Once we have \(X^{n+1}\), \(Y^{n+1}\), \(Z_1^{n+1}\) and \(Z_2^{n+1}\) calculated, we compute \(U^{n+1}\) using the Trapezoidal Rule for Eq. (8f):

$$\begin{aligned} r^2_{j+1} U_{j+1}^{n+1} - r^2_j U_j^{n+1} = \frac{R^{n+1}}{2} \Delta r \Big ( r^2_{j+1} (F_5)^{n+1}_{j+1} + r^2_j (F_5)^{n+1}_j \Big ) \,. \end{aligned}$$

(13)

Finally, we solve the parabolic Eq. (8e). For convenience, we write the equation in the following form:

$$\begin{aligned} \frac{\partial V}{\partial t} + A_1 \frac{\partial V}{\partial r} + A_2 \frac{\partial ^2 V}{\partial r^2}= F_4, \end{aligned}$$

(14a)

with

$$\begin{aligned} A_1= -\Big ( \frac{rR^\prime }{R} + \frac{2D}{R^2r} \Big ) \quad , \quad A_2= -\frac{D}{R^2} \,. \end{aligned}$$

(14b)

Since \(F_4\) is a linear function of \(V^{n+1}\), the above equation is a linear parabolic equation at time step \(n+1\). We use the second-order Backward Difference Formula (BDF) in time and central differences in space to approximate Eq. (14a):

$$\begin{aligned}&\frac{3V_j^{n+1}-4V_j^n+V_j^{n-1}}{2\Delta t}+ (A_1)^{n+1}_j \frac{V_{j+1}^{n+1}-V_{j-1}^{n+1}}{2\Delta r} \nonumber \\&\quad +\,(A_2)^{n+1}_j \frac{V_{j+1}^{n+1}-2V_j^{n+1}+V_{j-1}^{n+1}}{(\Delta r)^2} = (F_4)^{n+1}_j \,. \end{aligned}$$

(15)

The discretized equation can then be written in a tridiagonal algebraic form which can be computed efficiently (Golub and Loan 2012). Once solved, a full cycle of the time marching is completed, and the procedure repeats at the next cycle.
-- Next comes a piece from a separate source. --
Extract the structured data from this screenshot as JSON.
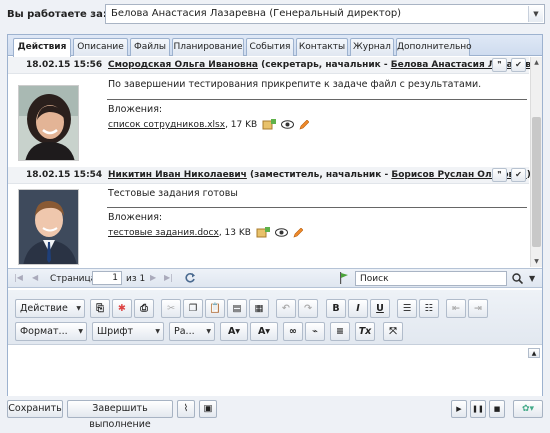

The methods presented here achieve second-order accuracy in both time and space and possess strong numerical stability, which allows us to conduct a careful numerical study on the complex interaction among the tumor, the viruses, and the immune systems involved in the tumor virotherapy.